Dans un genre plus sérieux, Dano Halsall vient de découvrir un traitement qui fait fureur chez les sportifs de haut niveau… et dans les instituts de soin les plus sophistiqués: la cryothérapie. Inventé par un médecin de Saint-Pétersbourg, le Dr Alexandre Baranov, le traitement consiste à passer trois minutes dans une cabine qui se remplit d’azote liquide, à la température de –180 °C. L’effet de ce froid extrême? Il provoque un choc thermique qui, en faisant sécréter des endorphines, les hormones du plaisir, calme les douleurs et procure un puissant effet analgésique et un sentiment de bien-être. Il fait aussi maigrir, dit-on, et aurait des effets anti-âge.
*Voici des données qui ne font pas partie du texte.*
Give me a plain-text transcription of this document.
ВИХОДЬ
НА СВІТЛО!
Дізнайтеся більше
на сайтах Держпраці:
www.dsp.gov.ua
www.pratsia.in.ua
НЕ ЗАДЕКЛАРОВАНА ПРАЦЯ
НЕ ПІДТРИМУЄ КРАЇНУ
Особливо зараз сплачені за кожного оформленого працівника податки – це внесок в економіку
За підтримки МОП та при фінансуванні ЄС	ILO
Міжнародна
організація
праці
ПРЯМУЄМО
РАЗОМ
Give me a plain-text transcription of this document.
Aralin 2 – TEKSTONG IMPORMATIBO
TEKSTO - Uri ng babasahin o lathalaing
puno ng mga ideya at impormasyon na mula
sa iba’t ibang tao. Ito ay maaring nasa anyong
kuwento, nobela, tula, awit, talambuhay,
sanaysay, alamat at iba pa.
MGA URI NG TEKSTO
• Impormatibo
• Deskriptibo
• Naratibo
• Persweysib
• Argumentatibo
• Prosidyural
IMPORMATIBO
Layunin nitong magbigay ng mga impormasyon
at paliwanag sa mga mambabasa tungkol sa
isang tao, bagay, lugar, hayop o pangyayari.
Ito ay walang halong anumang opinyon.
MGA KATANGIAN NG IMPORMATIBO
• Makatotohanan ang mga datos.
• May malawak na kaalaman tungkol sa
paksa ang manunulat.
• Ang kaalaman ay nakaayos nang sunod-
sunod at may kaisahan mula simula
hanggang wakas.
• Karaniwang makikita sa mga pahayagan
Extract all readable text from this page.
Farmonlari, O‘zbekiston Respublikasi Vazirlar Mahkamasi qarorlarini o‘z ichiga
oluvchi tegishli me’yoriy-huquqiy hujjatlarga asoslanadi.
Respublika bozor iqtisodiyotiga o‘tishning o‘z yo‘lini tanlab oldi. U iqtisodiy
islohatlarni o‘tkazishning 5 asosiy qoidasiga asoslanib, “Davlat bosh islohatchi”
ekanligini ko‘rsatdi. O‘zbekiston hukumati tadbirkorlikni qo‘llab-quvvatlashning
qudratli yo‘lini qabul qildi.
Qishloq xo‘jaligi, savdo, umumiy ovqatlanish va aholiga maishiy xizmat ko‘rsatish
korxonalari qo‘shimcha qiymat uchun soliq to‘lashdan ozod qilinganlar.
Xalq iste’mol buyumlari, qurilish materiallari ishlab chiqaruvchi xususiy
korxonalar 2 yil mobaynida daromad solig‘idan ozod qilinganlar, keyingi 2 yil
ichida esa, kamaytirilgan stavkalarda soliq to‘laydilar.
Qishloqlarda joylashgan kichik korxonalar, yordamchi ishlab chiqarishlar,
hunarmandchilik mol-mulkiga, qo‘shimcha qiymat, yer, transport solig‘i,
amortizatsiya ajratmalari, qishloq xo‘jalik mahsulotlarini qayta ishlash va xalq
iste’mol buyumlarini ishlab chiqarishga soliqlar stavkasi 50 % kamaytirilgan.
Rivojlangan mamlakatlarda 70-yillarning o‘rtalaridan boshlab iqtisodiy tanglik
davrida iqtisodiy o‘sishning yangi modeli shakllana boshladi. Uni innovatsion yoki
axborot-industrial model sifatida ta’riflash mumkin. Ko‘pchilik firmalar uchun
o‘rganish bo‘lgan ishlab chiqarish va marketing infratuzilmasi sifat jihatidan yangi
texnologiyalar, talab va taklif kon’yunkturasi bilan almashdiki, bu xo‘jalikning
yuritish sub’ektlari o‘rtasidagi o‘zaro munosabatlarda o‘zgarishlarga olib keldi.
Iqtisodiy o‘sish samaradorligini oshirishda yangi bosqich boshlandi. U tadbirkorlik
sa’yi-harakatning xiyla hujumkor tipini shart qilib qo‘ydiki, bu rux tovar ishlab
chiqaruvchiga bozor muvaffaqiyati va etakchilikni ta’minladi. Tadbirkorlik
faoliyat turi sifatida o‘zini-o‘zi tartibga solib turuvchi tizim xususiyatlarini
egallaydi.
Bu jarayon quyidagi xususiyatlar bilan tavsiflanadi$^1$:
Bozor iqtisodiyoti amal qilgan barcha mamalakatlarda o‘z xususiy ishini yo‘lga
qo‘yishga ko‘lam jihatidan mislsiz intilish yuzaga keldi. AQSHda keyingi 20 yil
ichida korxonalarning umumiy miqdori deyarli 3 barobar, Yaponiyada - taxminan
«J’avais lu des articles sur la cryothérapie, explique Dano Halsall. J’avais entendu parler d’un institut dans les Grisons, mais j’ai découvert ensuite, tout près de chez moi, à Bulle, l’institut Hibernatus. J’ai déjà fait deux séries de dix séances, la première au mois de juin, la deuxième en juillet, que je viens de terminer. C’est une expérience étonnante! On s’installe dans la cabine, en caleçon, avec des chaussons. On garde les mains à l’extérieur, sur la porte. Le froid est extrême, mais on s’habitue vite et ce n’est pas difficile à supporter. Même ma femme Lena, qui est frileuse, trouve que ce n’est pas désagréable. Après la séance, on ressent une énergie incroyable! On est plus dynamique, plus vif, plus optimiste. Mon mal de dos est relégué au second plan, parce que j’éprouve un mieux-vivre général et qui dure plusieurs jours, que ce soit au niveau du sommeil, de la vitalité ou de la récupération.»

Les bienfaits du froid

Ces vertus du froid, Dano Halsall les avait déjà pressenties. D’abord il y a vingt ans, quand il s’était entraîné cinq semaines à Miami, où la température dépassait les 35 °C. «On nageait trente minutes, puis on restait trois minutes dans de grandes cuves d’eau glacée. C’était très bon pour la récupération musculaire.» Et puis, plus récemment, il a pris aussi l’habitude de faire trempette dans la Trême, une petite rivière qui passe au milieu d’une forêt, à côté de chez lui: «J’y vais au début du printemps, dit-il, quand l’eau est très froide. Je me baigne un quart d’heure et ça me soulage le dos.»

Amoureux du soleil et de la chaleur, grand fan de la Thaïlande où il aime passer ses vacances de fin d’année, quand l’hiver se déchaîne en Suisse, Dano Halsall a sans doute trouvé, malgré lui, le meilleur antidote à ce mal de dos qui ne veut pas le lâcher: le froid absolu!